Les banques qui financent les residences secondaires
SOMMAIRE
Aujourd’hui, 10% des Français sont propriétaires de 3 millions de résidences secondaires, réparties entre montagne, mer et campagne. 

Si à votre tour vous envisagez ce type d’investissement et avant même de rechercher un prêt immobilier pour financer votre future résidence secondaire, nous vous conseillons d’évaluer les charges que devrez supporter, de faire quelques projections financières en termes de revente et de simuler les taxes et impôts dont vous devrez vous acquitter. Sur le montant des loyers tout d’abord, si vous décidez de louer votre bien de temps à autre dans l’année et sur la plus-value en cas de revente. 

Le dossier complet de Créditas pour mesurer les risques et financer un achat maîtrisé.
Pret epargne logement pour la residence secondaire

Les aspects essentiels du financement

Le financement d’une résidence secondaire s’effectue dans les mêmes conditions que pour une résidence principale ou qu’un investissement locatif. Sauf cas particulier du prêt in fine que nous verrons plus loin, la différence se situe principalement au niveau de l’analyse de risque, deux cas de figure pouvant se présenter.

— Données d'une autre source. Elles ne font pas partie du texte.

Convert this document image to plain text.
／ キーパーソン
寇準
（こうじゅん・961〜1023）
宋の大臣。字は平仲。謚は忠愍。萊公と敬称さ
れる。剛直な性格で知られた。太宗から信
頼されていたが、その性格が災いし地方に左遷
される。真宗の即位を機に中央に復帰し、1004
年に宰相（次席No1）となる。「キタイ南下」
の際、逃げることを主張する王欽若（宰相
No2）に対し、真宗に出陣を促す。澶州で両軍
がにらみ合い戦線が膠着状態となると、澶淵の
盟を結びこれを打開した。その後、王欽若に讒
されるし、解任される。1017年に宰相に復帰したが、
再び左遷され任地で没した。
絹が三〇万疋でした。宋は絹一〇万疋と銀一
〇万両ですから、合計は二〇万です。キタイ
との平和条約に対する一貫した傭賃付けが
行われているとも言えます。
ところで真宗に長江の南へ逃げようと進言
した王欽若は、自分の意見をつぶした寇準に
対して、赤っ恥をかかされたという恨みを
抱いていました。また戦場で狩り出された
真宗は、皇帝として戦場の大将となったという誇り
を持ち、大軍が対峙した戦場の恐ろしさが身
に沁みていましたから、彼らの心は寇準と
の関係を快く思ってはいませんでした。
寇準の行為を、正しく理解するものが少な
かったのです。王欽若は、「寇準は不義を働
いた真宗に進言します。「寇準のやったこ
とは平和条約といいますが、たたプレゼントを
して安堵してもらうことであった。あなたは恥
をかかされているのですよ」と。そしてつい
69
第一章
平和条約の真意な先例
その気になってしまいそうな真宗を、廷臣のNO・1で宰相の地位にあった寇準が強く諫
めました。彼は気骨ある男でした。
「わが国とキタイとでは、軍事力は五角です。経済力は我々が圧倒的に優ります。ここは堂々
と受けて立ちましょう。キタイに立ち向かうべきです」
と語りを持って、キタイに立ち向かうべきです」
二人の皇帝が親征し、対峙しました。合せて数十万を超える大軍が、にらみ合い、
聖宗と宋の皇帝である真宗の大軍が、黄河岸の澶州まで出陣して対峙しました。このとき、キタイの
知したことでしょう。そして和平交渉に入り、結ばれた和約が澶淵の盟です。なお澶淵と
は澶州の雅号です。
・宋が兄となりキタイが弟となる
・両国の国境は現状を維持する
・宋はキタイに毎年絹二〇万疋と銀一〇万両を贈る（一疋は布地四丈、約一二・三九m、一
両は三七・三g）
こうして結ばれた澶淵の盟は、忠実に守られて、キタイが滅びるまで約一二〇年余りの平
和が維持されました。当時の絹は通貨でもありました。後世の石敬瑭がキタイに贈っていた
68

  1. Vous êtes propriétaire de votre logement principal et vous remboursez déjà un prêt immobilier. Vous devrez alors tenir compte des remboursements en cours dans le calcul du taux d’endettement.
  2. Il s’agit de votre 1er projet immobilier. Les banques considèrent que la priorité de l’investissement immobilier reste le logement principal et se montrent généralement plus exigeantes pour ce type de financement. Il sera sans doute utile de disposer d’un apport personnel significatif.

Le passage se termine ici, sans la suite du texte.